Kansas Secretary of State Kris Kobach talks about the Kansas voter ID law that he pushed to combat what he believes to be rampant voter fraud in the United States in his Topeka, Kansas, office on May 12, 2016. Reuters

The head of President Donald Trump's election fraud commission drafted a law as a Kansas official that led to 23 disabled people not having their votes counted in a recent local election.

The disenfranchisement occurred in Sedgwick County and was a direct result of a law pushed by Kansas Secretary of State Kris Kobach, a member of Trump's voter fraud commission, which requires disabled voters' signatures on their ballot envelopes. Until Kobach's Secure and Fair Elections (SAFE) Act passed in 2011, ballots were not tossed if a disabled person's signature did not exactly match one on file or if someone else signed on behalf of a physically unable voter.

As a result, 23 unsigned ballots from disabled people were tossed in a local election where only 24,120 votes were cast according to deputy elections commissioner Laura Bianco. Some of the races in the county were decided by far fewer than 23 votes.

"If you're a person with quadriplegia or a senior and don't have the same ability to mark a ballot as you did when you were younger," the ballot would be thrown out, Rocky Nichols, executive director of the Disability Rights Center of Kansas, told Newsweek. "It's really a problem for people with disabilities. We need to get it fixed."

Jim Howell, a member of the Sedgwick County Commission, which acts as the board of canvassers, said he believes it is an "unintended consequence" of the law.

Despite the result, Howell actually voted for the SAFE Act while on the state legislature, he told Newsweek.

Another county commissioner agreed that depriving disabled voters of a voice in elections is unjust, but that the SAFE Act otherwise is a good law for Kansas.

"We need to have voting requirements that are logically legitimate and make sure that we have people registered to vote before they vote, but I think in our zeal to make sure this is a good, strict law that perhaps we've gone overboard," county commission chairman Dave Unruh told Newsweek. "It's the only one that I have had a personal issue with."

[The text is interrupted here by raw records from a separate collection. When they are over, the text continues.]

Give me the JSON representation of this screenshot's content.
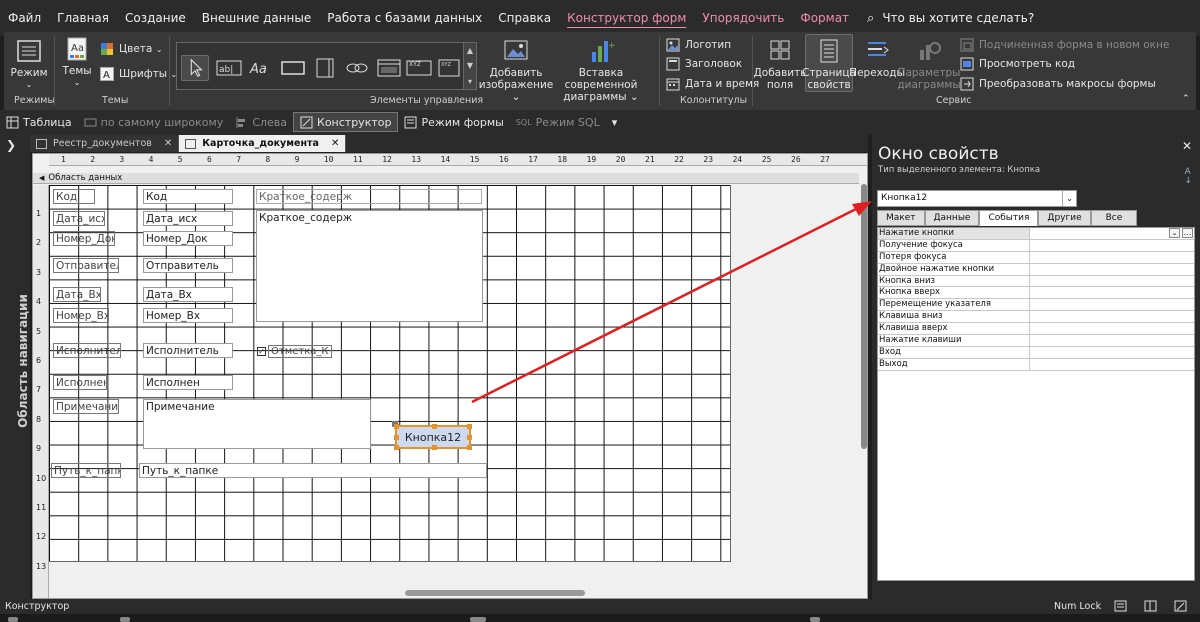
{
  "menu": {
    "items": [
      "Файл",
      "Главная",
      "Создание",
      "Внешние данные",
      "Работа с базами данных",
      "Справка"
    ],
    "active_tab": "Конструктор форм",
    "context_tabs": [
      "Упорядочить",
      "Формат"
    ],
    "tell_me": "Что вы хотите сделать?"
  },
  "ribbon": {
    "mode": "Режим",
    "themes": "Темы",
    "colors": "Цвета",
    "fonts": "Шрифты",
    "add_image_line1": "Добавить",
    "add_image_line2": "изображение",
    "insert_chart_line1": "Вставка современной",
    "insert_chart_line2": "диаграммы",
    "logo": "Логотип",
    "title": "Заголовок",
    "datetime": "Дата и время",
    "add_fields_line1": "Добавить",
    "add_fields_line2": "поля",
    "prop_sheet_line1": "Страница",
    "prop_sheet_line2": "свойств",
    "transitions": "Переходы",
    "diagram_params_line1": "Параметры",
    "diagram_params_line2": "диаграммы",
    "subform_new_window": "Подчиненная форма в новом окне",
    "view_code": "Просмотреть код",
    "convert_macros": "Преобразовать макросы формы",
    "groups": {
      "modes": "Режимы",
      "themes": "Темы",
      "controls": "Элементы управления",
      "header_footer": "Колонтитулы",
      "service": "Сервис"
    }
  },
  "viewbar": {
    "table": "Таблица",
    "widest": "по самому широкому",
    "left": "Слева",
    "designer": "Конструктор",
    "form_mode": "Режим формы",
    "sql_mode": "Режим SQL"
  },
  "nav_pane": {
    "label": "Область навигации"
  },
  "doc_tabs": [
    {
      "label": "Реестр_документов"
    },
    {
      "label": "Карточка_документа"
    }
  ],
  "design": {
    "section_label": "Область данных",
    "ruler_h": [
      "1",
      "2",
      "3",
      "4",
      "5",
      "6",
      "7",
      "8",
      "9",
      "10",
      "11",
      "12",
      "13",
      "14",
      "15",
      "16",
      "17",
      "18",
      "19",
      "20",
      "21",
      "22",
      "23",
      "24",
      "25",
      "26",
      "27"
    ],
    "ruler_v": [
      "1",
      "2",
      "3",
      "4",
      "5",
      "6",
      "7",
      "8",
      "9",
      "10",
      "11",
      "12",
      "13"
    ],
    "labels": {
      "kod": "Код",
      "data_isx": "Дата_исх",
      "nomer_dok": "Номер_Док",
      "otpravitel": "Отправитель",
      "data_vx": "Дата_Вх",
      "nomer_vx": "Номер_Вх",
      "ispolnitel": "Исполнитель",
      "ispolnen": "Исполнен",
      "primechanie": "Примечание",
      "put": "Путь_к_папке",
      "kratkoe": "Краткое_содерж",
      "otmetka": "Отметка_К"
    },
    "fields": {
      "kod": "Код",
      "data_isx": "Дата_исх",
      "nomer_dok": "Номер_Док",
      "otpravitel": "Отправитель",
      "data_vx": "Дата_Вх",
      "nomer_vx": "Номер_Вх",
      "ispolnitel": "Исполнитель",
      "ispolnen": "Исполнен",
      "primechanie": "Примечание",
      "put": "Путь_к_папке",
      "kratkoe": "Краткое_содерж"
    },
    "button": "Кнопка12"
  },
  "property_sheet": {
    "title": "Окно свойств",
    "selection_type": "Тип выделенного элемента:  Кнопка",
    "selected_object": "Кнопка12",
    "tabs": [
      "Макет",
      "Данные",
      "События",
      "Другие",
      "Все"
    ],
    "active_tab": "События",
    "properties": [
      "Нажатие кнопки",
      "Получение фокуса",
      "Потеря фокуса",
      "Двойное нажатие кнопки",
      "Кнопка вниз",
      "Кнопка вверх",
      "Перемещение указателя",
      "Клавиша вниз",
      "Клавиша вверх",
      "Нажатие клавиши",
      "Вход",
      "Выход"
    ]
  },
  "status": {
    "mode": "Конструктор",
    "num_lock": "Num Lock"
  },
  "colors": {
    "accent": "#f08bb0",
    "arrow": "#e02020",
    "selection": "#e5932a"
  }
}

Director of Elections Bryan Caskey, who works under Kobach, said that the November 13 election was the first time he had been made aware that disabled voters' mail-in ballots were not being counted. Changes in state law must go through the legislature.

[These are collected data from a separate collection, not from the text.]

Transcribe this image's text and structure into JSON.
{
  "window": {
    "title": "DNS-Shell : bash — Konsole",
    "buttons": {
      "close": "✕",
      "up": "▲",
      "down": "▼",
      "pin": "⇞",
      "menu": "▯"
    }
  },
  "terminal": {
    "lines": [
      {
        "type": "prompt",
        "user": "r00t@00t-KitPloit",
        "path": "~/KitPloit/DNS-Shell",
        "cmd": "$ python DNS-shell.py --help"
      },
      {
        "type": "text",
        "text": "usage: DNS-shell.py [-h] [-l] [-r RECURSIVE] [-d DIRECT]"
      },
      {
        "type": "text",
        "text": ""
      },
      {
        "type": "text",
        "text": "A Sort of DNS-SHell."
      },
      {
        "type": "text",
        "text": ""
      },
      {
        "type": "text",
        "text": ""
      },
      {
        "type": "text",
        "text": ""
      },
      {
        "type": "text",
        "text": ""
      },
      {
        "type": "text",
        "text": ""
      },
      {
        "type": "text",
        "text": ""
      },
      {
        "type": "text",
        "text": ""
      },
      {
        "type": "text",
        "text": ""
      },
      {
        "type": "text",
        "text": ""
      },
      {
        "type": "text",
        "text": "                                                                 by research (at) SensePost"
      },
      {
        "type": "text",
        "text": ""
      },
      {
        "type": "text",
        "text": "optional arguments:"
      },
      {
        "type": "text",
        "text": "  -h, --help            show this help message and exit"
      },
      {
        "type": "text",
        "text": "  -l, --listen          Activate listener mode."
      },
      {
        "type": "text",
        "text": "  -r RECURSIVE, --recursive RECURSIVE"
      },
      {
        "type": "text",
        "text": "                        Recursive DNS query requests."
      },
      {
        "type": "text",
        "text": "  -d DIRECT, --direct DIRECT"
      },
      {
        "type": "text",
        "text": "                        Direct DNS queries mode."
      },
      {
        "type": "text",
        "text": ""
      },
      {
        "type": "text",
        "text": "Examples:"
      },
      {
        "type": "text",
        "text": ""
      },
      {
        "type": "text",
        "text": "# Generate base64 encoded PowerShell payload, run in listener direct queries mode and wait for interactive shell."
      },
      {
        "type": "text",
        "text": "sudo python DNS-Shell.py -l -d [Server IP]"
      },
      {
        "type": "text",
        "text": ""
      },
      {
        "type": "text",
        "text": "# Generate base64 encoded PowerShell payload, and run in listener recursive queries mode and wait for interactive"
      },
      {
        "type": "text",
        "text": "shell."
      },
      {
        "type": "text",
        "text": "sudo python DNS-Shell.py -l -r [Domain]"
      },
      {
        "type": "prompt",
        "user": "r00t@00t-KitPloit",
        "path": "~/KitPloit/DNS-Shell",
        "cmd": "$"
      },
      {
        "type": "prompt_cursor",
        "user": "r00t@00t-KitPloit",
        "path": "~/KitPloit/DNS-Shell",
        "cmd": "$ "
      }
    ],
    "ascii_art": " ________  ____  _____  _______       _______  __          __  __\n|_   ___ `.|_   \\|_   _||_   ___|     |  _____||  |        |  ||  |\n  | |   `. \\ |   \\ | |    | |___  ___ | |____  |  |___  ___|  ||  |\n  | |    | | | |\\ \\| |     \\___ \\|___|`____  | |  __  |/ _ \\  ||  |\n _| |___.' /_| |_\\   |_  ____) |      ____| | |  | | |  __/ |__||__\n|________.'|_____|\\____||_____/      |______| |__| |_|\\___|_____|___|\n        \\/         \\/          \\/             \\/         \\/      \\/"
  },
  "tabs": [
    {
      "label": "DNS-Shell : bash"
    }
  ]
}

"If we decide to introduce a bill, the secretary [Kobach] will make the decision, and we can go before the legislature—just like anybody else," Caskey told Newsweek.

State Representative Blake Carpenter, who lives in Sedgwick County and is vice chairman of the elections committee, said he plans to introduce a bill that can remedy the problem in some way.

"I would think this is not a partisan issue," Carpenter told Newsweek. "I think that both Democrats and Republicans will be able to agree that this is an issue and will be something that will be able to get fixed pretty quickly."

Nichols of the disability rights center, which provides free legal services to the disabled, requested the names of the voters whose ballots were discounted and said he left a meeting with Caskey "feeling good about the fact that the secretary of state's office seemed legitimately and rightfully concerned about this issue."

The "unintended consequence" is perhaps the only statue of the SAFE Act that stakeholders in the state and voting rights activists are on the same page on.

Most state lawmakers and county commissioners back the more controversial parts of the law—that Kansas residents must prove U.S. citizenship when registering to vote and provide a photo ID when casting a ballot in person—while disability rights activists were opposed to the act as a whole since Kobach introduced it.

People with disabilities struggle significantly more to gather and present such documents, Nichols said.

"We think that's an artificial barrier, and we think it's a barrier to everyone, but it uniquely harms people with disabilities," he told Newsweek.

Little evidence has surfaced that noncitizens were voting in Kansas, as Kobach claimed to justify the SAFE Act. Trump convened his Presidential Advisory Commission on Election Integrity in May to come up with evidence that millions of noncitizens voted in the 2016 election. The panel, led by Kobach, requested voter information from all 50 states but faces multiple lawsuits and will not meet for the remainder of this year.

Howell last week introduced an item for the county's legislative platform that would cause the state legislature to review and update the procedure for someone with total disability to successfully complete the mail ballot process. It was approved 4-1 by county commissioners last Wednesday.

County Counselor Eric Yost acknowledged the disabled voters' ballots was a "serious issue."

"I'm still kind of investigating to see what the cause of it is," Yost told Newsweek. "If it's our election commissioner or secretary of state or just the law itself, if we're following it too faithfully."